Occupancy sensors for lighting control 
Motion sensors are often used in indoor spaces to control electric lighting. If no motion is detected, it is assumed that the space is empty, and thus does not need to be lit. Turning off the lights in such circumstances can save substantial amounts of energy. In lighting practice occupancy sensors are sometime also called "presence sensors" or "vacancy sensors". Some occupancy sensors (e.g. LSG's Pixelview, Philips Lumimotion, etc.) also classify the number of occupants, their direction of motion, etc., through image processing. Pixelview is a camera-based occupancy sensor, using a camera that is built into each light fixture.
System design and components 
Occupancy sensors for lighting control typically use infrared (IR), ultrasonic, tomographic motion detection, microwave sensors, or camera-based sensors (image processing). The field of view of the sensor must be carefully selected/adjusted so that it responds only to motion in the space served by the controlled lighting. For example, an occupancy sensor controlling lights in an office should not detect motion in the corridor outside the office. Tomographic motion detection systems have the unique benefit of detecting motion through walls and obstructions, yet do not trigger as easily from motion on the outside of the detection area like traditional microwave sensors.
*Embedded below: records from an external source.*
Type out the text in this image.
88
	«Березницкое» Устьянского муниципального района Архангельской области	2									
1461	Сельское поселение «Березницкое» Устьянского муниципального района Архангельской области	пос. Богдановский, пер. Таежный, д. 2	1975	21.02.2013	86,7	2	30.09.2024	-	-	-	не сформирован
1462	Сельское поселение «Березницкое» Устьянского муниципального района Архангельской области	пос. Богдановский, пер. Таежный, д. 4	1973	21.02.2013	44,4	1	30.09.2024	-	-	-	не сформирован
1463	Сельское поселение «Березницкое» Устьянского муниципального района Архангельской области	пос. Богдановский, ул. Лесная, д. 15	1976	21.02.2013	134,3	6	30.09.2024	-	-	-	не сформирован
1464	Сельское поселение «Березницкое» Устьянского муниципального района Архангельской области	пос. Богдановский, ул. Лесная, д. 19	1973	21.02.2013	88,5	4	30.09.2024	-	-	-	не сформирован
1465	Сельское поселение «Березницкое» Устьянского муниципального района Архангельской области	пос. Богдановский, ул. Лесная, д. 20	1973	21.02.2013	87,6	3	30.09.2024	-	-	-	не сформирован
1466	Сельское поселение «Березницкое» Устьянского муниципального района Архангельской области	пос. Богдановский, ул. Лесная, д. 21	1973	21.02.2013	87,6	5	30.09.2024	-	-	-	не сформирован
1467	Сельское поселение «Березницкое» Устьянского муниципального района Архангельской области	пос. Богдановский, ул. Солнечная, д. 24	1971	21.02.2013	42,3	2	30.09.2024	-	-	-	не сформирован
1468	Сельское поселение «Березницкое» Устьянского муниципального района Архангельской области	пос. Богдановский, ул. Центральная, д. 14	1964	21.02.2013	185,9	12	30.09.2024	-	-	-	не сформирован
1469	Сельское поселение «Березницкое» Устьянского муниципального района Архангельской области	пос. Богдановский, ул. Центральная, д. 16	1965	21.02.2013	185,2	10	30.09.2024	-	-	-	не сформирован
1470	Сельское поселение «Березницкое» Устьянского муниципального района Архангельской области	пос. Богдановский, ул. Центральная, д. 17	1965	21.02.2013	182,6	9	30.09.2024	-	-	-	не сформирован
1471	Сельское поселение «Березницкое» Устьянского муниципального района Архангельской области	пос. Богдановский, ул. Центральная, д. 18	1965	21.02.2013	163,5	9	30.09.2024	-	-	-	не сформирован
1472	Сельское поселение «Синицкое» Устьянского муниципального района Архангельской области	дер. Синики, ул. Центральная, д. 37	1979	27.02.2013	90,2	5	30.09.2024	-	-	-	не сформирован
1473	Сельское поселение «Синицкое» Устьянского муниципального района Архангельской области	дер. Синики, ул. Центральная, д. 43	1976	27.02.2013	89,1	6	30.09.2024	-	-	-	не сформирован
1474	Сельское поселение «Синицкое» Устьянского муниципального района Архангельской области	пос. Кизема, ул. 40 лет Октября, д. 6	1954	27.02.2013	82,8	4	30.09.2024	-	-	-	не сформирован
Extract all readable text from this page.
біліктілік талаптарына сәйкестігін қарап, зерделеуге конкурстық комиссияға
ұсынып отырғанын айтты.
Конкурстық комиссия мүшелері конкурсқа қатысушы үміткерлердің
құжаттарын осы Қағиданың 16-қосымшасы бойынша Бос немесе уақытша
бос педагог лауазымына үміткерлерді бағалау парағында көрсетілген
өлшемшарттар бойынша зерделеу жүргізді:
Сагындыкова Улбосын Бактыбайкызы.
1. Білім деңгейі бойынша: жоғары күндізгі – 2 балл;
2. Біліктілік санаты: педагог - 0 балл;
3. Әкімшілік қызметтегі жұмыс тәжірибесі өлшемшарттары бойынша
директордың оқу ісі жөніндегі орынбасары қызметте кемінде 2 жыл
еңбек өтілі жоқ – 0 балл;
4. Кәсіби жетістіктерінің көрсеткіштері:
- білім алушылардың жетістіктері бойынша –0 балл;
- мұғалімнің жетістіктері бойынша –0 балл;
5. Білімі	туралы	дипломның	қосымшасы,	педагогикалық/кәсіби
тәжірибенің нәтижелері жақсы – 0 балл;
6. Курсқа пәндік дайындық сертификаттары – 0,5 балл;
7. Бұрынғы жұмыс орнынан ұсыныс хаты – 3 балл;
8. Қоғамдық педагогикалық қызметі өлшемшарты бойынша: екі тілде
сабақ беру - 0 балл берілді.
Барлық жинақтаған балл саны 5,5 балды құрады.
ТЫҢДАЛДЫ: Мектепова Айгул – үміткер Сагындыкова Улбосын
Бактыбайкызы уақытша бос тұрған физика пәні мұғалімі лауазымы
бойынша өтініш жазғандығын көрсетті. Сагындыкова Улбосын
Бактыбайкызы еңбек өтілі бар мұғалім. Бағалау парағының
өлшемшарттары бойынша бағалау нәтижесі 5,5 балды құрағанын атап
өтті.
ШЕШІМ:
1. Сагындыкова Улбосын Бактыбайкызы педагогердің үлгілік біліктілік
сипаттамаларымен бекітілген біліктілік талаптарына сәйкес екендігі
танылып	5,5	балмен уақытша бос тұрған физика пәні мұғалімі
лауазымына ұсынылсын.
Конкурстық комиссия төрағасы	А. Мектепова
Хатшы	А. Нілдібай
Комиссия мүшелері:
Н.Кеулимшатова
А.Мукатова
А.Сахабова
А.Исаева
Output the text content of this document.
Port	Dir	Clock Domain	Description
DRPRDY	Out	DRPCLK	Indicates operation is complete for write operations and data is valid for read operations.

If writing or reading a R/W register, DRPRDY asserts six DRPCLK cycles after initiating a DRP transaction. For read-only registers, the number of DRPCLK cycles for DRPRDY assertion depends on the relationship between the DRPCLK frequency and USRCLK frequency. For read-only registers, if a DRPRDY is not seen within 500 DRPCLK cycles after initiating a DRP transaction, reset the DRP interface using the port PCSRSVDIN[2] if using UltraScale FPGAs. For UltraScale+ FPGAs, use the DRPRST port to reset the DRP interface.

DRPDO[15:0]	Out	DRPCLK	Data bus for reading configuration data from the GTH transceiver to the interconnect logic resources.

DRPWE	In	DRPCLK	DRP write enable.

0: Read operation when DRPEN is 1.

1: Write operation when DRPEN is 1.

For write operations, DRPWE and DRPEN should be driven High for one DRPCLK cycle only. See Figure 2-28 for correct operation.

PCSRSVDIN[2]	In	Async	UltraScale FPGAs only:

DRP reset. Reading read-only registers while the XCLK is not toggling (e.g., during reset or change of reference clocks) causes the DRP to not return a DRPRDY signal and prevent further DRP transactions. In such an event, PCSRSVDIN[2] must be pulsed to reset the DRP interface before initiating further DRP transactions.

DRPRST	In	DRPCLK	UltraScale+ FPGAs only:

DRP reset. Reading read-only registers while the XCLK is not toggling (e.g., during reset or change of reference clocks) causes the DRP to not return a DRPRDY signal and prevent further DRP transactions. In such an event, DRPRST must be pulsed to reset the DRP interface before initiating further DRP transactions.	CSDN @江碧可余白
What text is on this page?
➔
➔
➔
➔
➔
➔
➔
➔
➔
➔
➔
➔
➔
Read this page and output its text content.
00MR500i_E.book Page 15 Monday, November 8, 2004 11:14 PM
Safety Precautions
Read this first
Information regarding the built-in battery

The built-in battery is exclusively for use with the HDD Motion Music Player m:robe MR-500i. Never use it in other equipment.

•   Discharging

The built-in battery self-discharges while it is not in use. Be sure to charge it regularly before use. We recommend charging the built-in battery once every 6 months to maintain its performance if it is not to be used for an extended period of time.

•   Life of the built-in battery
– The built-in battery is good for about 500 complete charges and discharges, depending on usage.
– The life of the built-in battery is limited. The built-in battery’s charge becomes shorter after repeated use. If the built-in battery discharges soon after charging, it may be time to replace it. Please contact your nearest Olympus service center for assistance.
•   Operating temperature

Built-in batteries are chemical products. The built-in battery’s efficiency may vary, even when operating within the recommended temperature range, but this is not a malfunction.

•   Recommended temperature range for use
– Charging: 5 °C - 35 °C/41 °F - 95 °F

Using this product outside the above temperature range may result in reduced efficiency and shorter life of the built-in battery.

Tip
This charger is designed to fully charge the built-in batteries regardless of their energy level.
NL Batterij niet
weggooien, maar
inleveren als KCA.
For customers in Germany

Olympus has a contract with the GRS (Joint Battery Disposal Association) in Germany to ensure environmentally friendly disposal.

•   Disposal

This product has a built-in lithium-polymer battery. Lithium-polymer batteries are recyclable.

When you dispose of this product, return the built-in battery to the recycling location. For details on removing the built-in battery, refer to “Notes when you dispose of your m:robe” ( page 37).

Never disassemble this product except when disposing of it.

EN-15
Sensors and their placement are never perfect, therefore most systems incorporate a delay time before switching. This delay time is often user-selectable, but a typical default value is 15 minutes. This means that the sensor must detect no motion for the entire delay time before the lights are switched. Most systems switch lights off at the end of the delay time, but more sophisticated systems with dimming technology reduce lighting slowly to a minimum level (or zero) over several minutes, to minimize the potential disruption in adjacent spaces. If lights are off and an occupant re-enters a space, most current systems switch lights back on when motion is detected. However, systems designed to switch lights off automatically with no occupancy, and that require the occupant to switch lights on when they re-enter are gaining in popularity due to their potential for increased energy savings. These savings accrue because in a spaces with access to daylight the occupant may decide on their return that they no longer require supplemental electric light.